To wrap up, let’s be clear that Anup sells a product that focuses on prevention. So he’s got an iron in the fire as well. So as it’s in Bejtlich’s best interest to get folks to focus on response, it’s in Anup’s best interest to have folks continue to attempt prevention.
Mike.
I couldn’t agree more with Anup. The debate is being framed by several outspoken and influential people such as Richard Bejtlich whose bias is being ignored almost entirely.
The argument that you cannot prevent so you should only react posits a “false dilemma” which eliminates the middle ground of a balanced approach when the truth is that we can prevent some classes of attacks and for some companies, as you state, that’s all they’ll ever see.
Let’s get it clear: the “detect and react is the best security approach” nonsense is coming from vendors who sell detect and response tools and services and any wisdom they share should be taken with more than a little skepticism.
Maybe the right question to ask is “what the heck are we trying to acomplish as security practicioners”, because from what I’ve seen over the years, if the answer isn’t “I’m trying to use security gadgets” we don’t have one at all.
I think that you can make a damn fine effort to stop targeted attacks. But economically and realistically, almost no one is set up to do so.

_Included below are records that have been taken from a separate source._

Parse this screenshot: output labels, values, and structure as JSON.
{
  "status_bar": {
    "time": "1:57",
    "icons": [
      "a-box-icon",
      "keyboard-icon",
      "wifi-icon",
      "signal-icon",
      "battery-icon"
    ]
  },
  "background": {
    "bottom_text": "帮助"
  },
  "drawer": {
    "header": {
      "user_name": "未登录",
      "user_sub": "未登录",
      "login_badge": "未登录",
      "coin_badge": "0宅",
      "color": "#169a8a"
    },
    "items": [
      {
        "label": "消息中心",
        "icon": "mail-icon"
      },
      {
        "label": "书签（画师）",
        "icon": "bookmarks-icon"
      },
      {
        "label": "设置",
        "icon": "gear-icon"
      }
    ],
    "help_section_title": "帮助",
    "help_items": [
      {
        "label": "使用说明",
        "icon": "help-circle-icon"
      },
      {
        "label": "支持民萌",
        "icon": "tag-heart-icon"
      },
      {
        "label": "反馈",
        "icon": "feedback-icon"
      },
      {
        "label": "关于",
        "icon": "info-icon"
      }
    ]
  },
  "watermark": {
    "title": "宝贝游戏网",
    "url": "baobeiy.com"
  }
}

I would even say that very few should even agonize over that question, as you can get more done and more value out of monitoring and response and what prevention you can get away with.
Vendors definitely are a problem, but so is the media and internal PR. I hate seeing, “we were penetrated by a sophisticated and advanced attack.” Really? Please describe since this ought to be very interesting then! Most of the time, it’s just more advanced and sophisticated than the CxO. So now we get too many people thinking about “APT” when they shouldn’t be, at least not in anything more than a hypothetical role-play brainstorming session. (I believe it’s useful to sit down and plan what you would do in a perfect scenario, but then do what you can do…)
If security could work in a vacuum with a big budget and a free ticket to yank and move the business any way it likes, it could do a very fine job.
While smart people do contingency planning (plan for failure of your defenses), lazy people give up the fight against adversaries and cede the network. The IR industry (people who make $$ by cleaning up after network breach, then allowing it to happen again to win yet another consulting engagement) have successfully convinced most of the security industry to put most of the eggs on services and monitoring for breach post facto under the premise that you can’t stop the breach.
Have the security tools we’ve deployed to stop the intrusions failed us? Absolutely. But that’s a call to arms to innovate, not a call to lay down your arms and cede the network so you can call in the IR guys to keep cleaning up after each breach. Break this insanity cycle. It’s time to get back to what we do best in this country — out-innovate our adversaries to prevent the breach in the first place. Who’s game?